Around him, the undead did their work with brutal efficiency.
Only three enemies still stood—two locked in desperate combat, the last turning to flee.
No you don’t.
Adarin lashed the whip forward. It snapped around the goblin’s neck mid-stride. He twisted his limb, tightening the loop. The goblin clawed at his throat, eyes bulging, face turning purple.
While it flailed, Adarin whipped his second Rootwhip twice more—snapping them across the backs of the thighs of the other two goblins mid-fight. Both crumpled to their knees.
Then the tide of undead reached them—burying them.
The fight was over in moments. Finally—something worth a damn.
He loosened the whip as soon as the goblin passed out.
Johan was already approaching the pit, breathless. “Liora! This is our chance. Come—we need to raise as many as we can.”
The two young necromancers scrambled into motion—Liora steady but pale, Johan grinning like a lunatic.
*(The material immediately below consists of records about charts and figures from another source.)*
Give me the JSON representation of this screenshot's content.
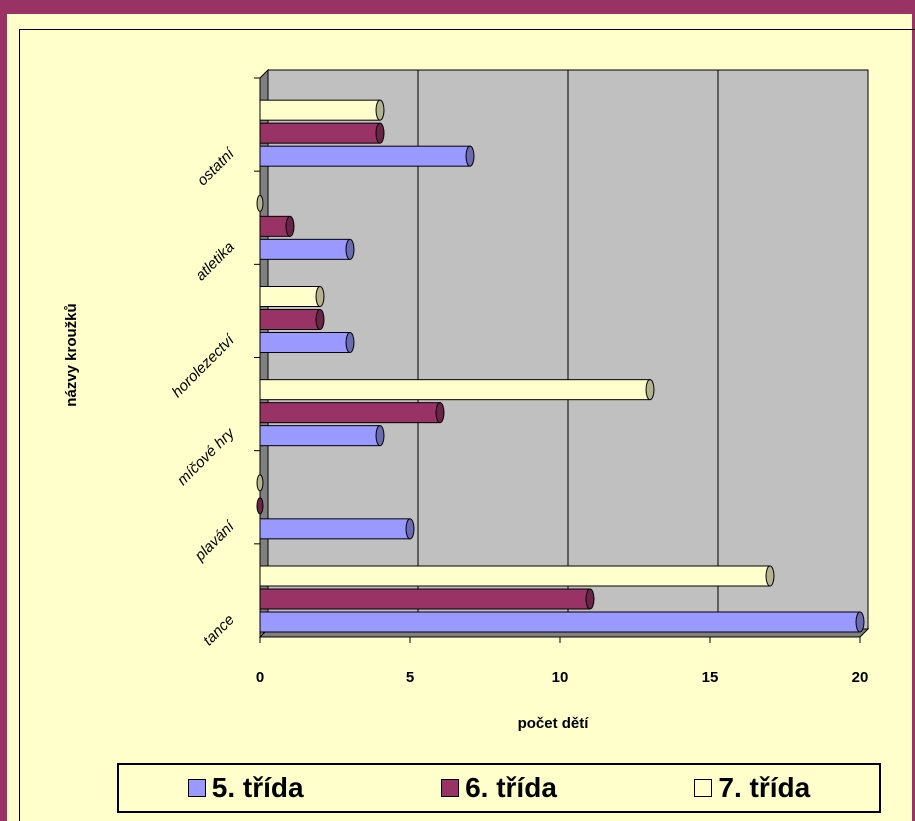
{
  "chart_data": {
    "type": "bar",
    "orientation": "horizontal",
    "title": "",
    "xlabel": "počet dětí",
    "ylabel": "názvy kroužků",
    "categories": [
      "tance",
      "plavání",
      "míčové hry",
      "horolezectví",
      "atletika",
      "ostatní"
    ],
    "series": [
      {
        "name": "5. třída",
        "values": [
          20,
          5,
          4,
          3,
          3,
          7
        ],
        "color": "#9999ff"
      },
      {
        "name": "6. třída",
        "values": [
          11,
          0,
          6,
          2,
          1,
          4
        ],
        "color": "#993366"
      },
      {
        "name": "7. třída",
        "values": [
          17,
          0,
          13,
          2,
          0,
          4
        ],
        "color": "#ffffcc"
      }
    ],
    "xlim": [
      0,
      20
    ],
    "xticks": [
      "0",
      "5",
      "10",
      "15",
      "20"
    ],
    "grid": true,
    "legend_position": "bottom",
    "plot_background": "#c0c0c0",
    "chart_background": "#ffffcc",
    "border_color": "#993366"
  }
}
They carved sigils into the dirt, blood dripping into the pit while Adarin stood guard.
He’d studied the patrol pattern beforehand. Fifteen minutes. That’s more than enough time to raise a small army.
Only then did Adarin glance down at the etched pattern on his wooden leg.
The eye shifted.
You have defeated 10 Goblin Warriors. Average normalized strength difference: 37%. Levels gained: 1
He called over to Johan and Liora, but neither responded with excitement. The skirmish had been too small. No level-ups for them.
Adarin smiled, content. Finally—progress.
He opened the interface and checked his attributes.
Two free points had already gone into Movement, pushing the stat to 127.
He skimmed the full list, remembering what Rüdiger had told him: once any attribute hit 200, it would unlock another implant.
Well… whatever weirdness is going on with my implants, it’s still the quickest road to power.
He assigned his remaining two points to Cognitive, raising it to 194.
Then he looked up.
A sharp, cackling laugh knifed through the air—too loud, too practiced. From the shadows of an alley stepped a tall goblin clad in black, wooden, oddly organic armor. Sickly green light glowed from his eyes.
“Now, now,” the stranger purred, voice thick with mockery. “Desecrating the corpses of my men, are we?”